The new development in the long-running clergy-abuse crisis was partly triggered by proposals in several statehouses this year that would create a brief period when molestation claims could be filed – even if the time limits for lawsuits had passed.

Denver Archbishop Charles Chaput portrayed the legislation introduced in Colorado as part of a conspiracy between advocacy groups and attorneys to enrich lawyers at the church’s expense.

“Victims’ groups may act as stimulants to sympathetic news media and state lawmakers,” Chaput wrote in the May edition of the journal First Things. “Plaintiffs’ attorneys may then offer help in drafting new legislation from which they themselves hope to benefit.”

Mark Chopko, general counsel to the U.S. Conference of Catholic Bishops, has outraged plaintiffs’ lawyers and advocates by encouraging victims to seek settlements without an attorney.

Victims would then avoid paying attorney fees, which generally run between 25 percent and 40 percent of each payout.

“The group that stands to gain the most from this is the plaintiffs’ bar,” Chopko said.

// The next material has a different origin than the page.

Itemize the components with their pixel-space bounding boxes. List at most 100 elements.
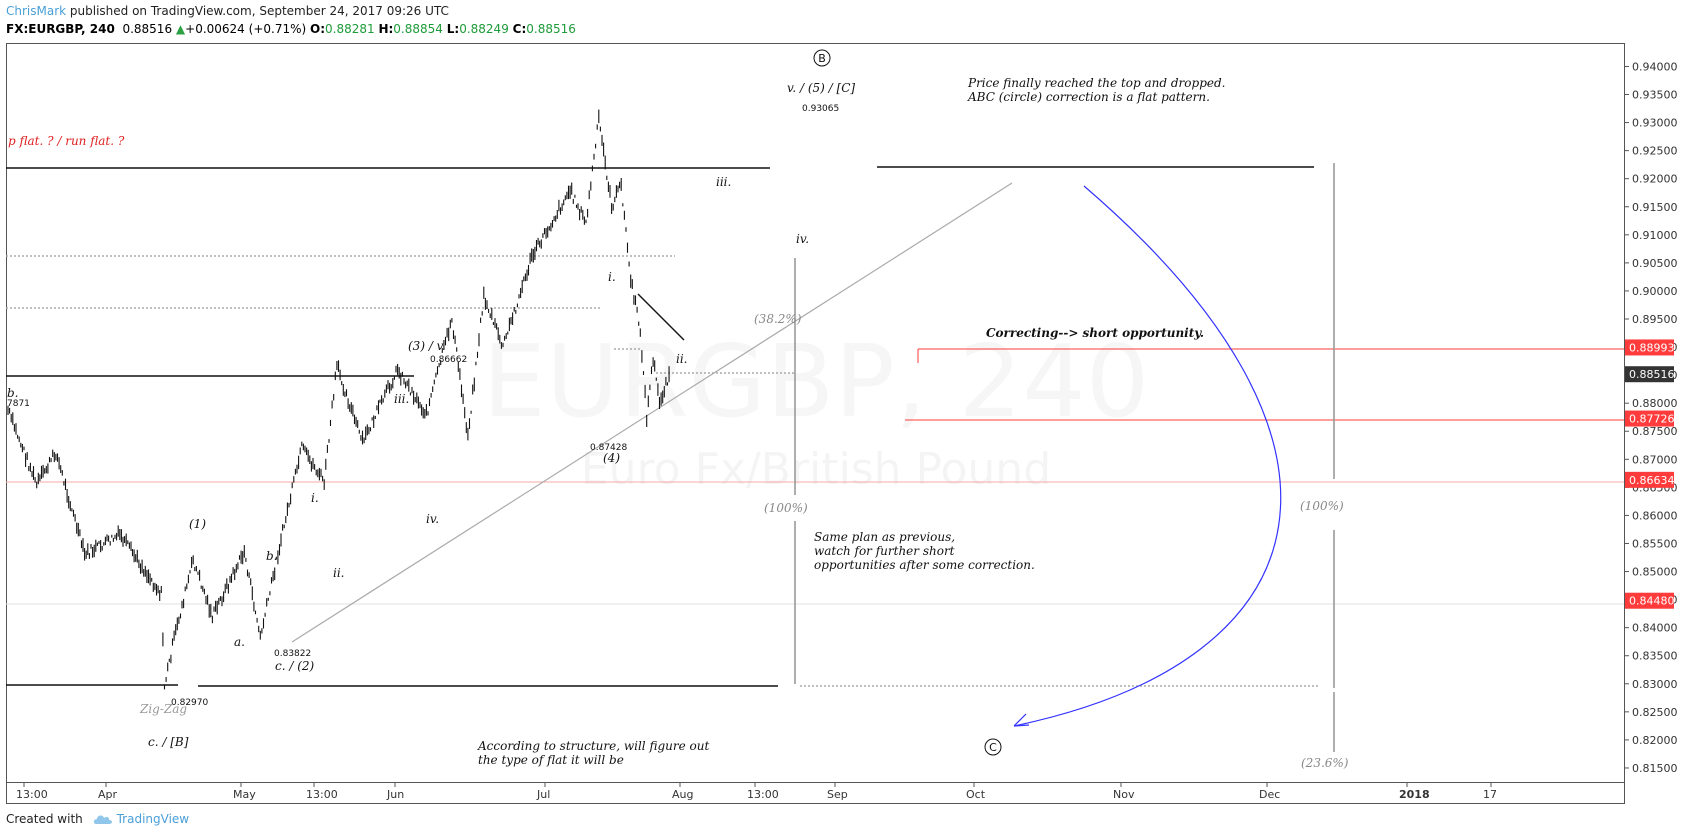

Lawyers for victims say Chaput’s comments are another attempt by the church to avoid responsibility for predatory clerics. They contend it’s irresponsible for Catholic officials to suggest that people deal directly with dioceses that for decades ignored or covered up abuse.

“If the defendants, in this case the bishops, did the right thing by the people they had harmed, then there’d be no need for people to hire lawyers,” said Larry Drivon, a California lawyer who has hundreds of abuse claims pending against dioceses in his state.

Lawyers such as Drivon have become the principal targets of complaints from church leaders, who are trying to withstand the financial blow of the crisis.

Three dioceses have sought bankruptcy protection, others have cut budgets and sold property to fund multimillion-dollar settlements – and the claims keep pouring in.

Dioceses received 783 new credible allegations last year, according to the bishops’ conference, after paying out $1.5 billion in abuse-related costs since 1950.

Drivon and Jeff Anderson, a Minnesota lawyer who handles abuse cases nationwide, helped draft a California bill that won unanimous approval abolishing the state’s time limits on civil sex abuse lawsuits for one year. That measure prompted hundreds of new claims, while serving as a model for legislation in Ohio, Colorado, Maryland, Delaware and elsewhere. The idea has so far failed to win approval outside of California.

Less publicly, church leaders have complained that the Survivors Network of Those Abused by Priests, the most vocal of the victims’ groups, takes donations from lawyers who handle abuse cases. David Clohessy, the network’s national director, said donations from plaintiffs’ lawyers make up about 18 percent of the group’s annual budget.